If you’re tempted to send away your woodier resources, such as hedge trimmings, and the prunings from both edible and ornamental trees and shrubs, for off-site composting, don’t! – and whatever you do, don’t burn them. There are myriad fates for woody material benefitting wildlife, the soil, and your plot in general, without mucking up our air.
First, there are the bigger, log-sized bits. These can simply be stacked in a pile – as big as you like – in an out-of-the-way part of the garden. Don’t stack them too tightly; leave plenty of gaps for wildlife (toads, frogs, hedgehogs) to move in. As the logs touching the soil decay, they become a miniature, self-contained ecosystem. As the pile sinks, add more logs. If you reach log overload, offer them to neighbours with a wood burner, or put them outside your gate with a ‘free firewood’ sign pinned to them (pray that the recipients know how to season it properly first). Failing that, send them off for composting.
When you get to the thinner stuff (4cm or less in diameter) your options widen. Most woody prunings make excellent (and free) plant supports. In my garden, hazel shoots 1.8m long, pushed into the ground then tied together at the top, never look better than when smothered with sweet peas. Thicker stems, trimmed of their twiggy sideshoots, are perfect for climbing crops such as runner beans. Really whiskery bits from the ends of shoots can be pushed in among pigeon-prone crops such as brassicas; they hate to land where there’s any kind of obstruction, and will fly off again in terror. Trust me, it works.
Any thinner woody prunings that you can’t redeploy in your borders or kitchen garden, you can use in other ways by shrinking them down in size using a shredder; most will take branches up to 4cm across. Electric ‘roll and crush’ types are far quieter than noisy ‘impact’ models (which soon bug the neighbours). You can use the shreddings as a weed-stopping mulch, or as all-weather paths on an allotment. But a much better use for these soft, sappy, nutrient-rich bits is to spread them over any soil you want to improve and work them into the surface. I’m using ‘chipped branch wood’ to revitalise the soil in parts of my own garden; it’s a lot easier than digging, and if you run your shredder on ‘green’ electricity, there’s no fouling of our air by a distant power station.

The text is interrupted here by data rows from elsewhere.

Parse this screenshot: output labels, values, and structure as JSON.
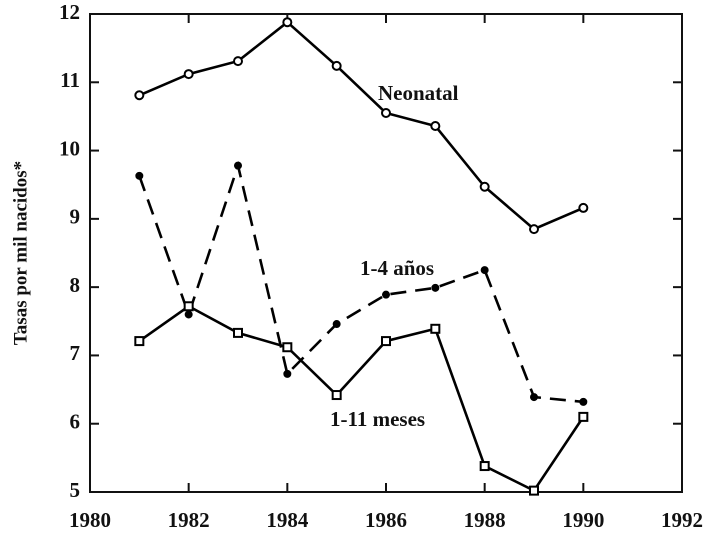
{
  "chart_data": {
    "type": "line",
    "y_label": "Tasas por mil nacidos*",
    "x": [
      1981,
      1982,
      1983,
      1984,
      1985,
      1986,
      1987,
      1988,
      1989,
      1990
    ],
    "series": [
      {
        "name": "Neonatal",
        "color": "#000000",
        "marker": "circle",
        "dashed": false,
        "values": [
          10.81,
          11.12,
          11.31,
          11.88,
          11.24,
          10.55,
          10.36,
          9.47,
          8.85,
          9.16
        ]
      },
      {
        "name": "1-4 años",
        "color": "#000000",
        "marker": "dot",
        "dashed": true,
        "values": [
          9.63,
          7.6,
          9.78,
          6.73,
          7.46,
          7.89,
          7.99,
          8.25,
          6.39,
          6.32
        ]
      },
      {
        "name": "1-11 meses",
        "color": "#000000",
        "marker": "square",
        "dashed": false,
        "values": [
          7.21,
          7.72,
          7.33,
          7.12,
          6.42,
          7.21,
          7.39,
          5.38,
          5.02,
          6.1
        ]
      }
    ],
    "xlim": [
      1980,
      1992
    ],
    "xticks": [
      1980,
      1982,
      1984,
      1986,
      1988,
      1990,
      1992
    ],
    "ylim": [
      5,
      12
    ],
    "yticks": [
      5,
      6,
      7,
      8,
      9,
      10,
      11,
      12
    ],
    "grid": false
  }
}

The other best thing to do with shreddings is use them as part of your compost mix, where they’ll gradually rot down, the greener, thinner bits going first – or you can just pile them up in a heap of their own, where they’ll heat up and then cool down, before fungi move in and start to break them down. After a year or more, the dark brown woody fragments can be used in a home-made peat-free potting mix. If all else fails, you can offer bagged-up shreddings to your neighbours to mulch their own gardens (or should they be about to set light to some, offer to take their woody prunings away). If neighbourliness blossoms, you might even invest in a shredder to share.
The air I breathe now, as a grown-up gardener, is sometimes whiffier than I am (not counting my wellies). I banished bonfires here many moons ago, and I’ve never looked back. Our gardens and allotments are rich with solutions to numerous problems pressing in around us. An easy win is for us to stop sending their resources up in smoke.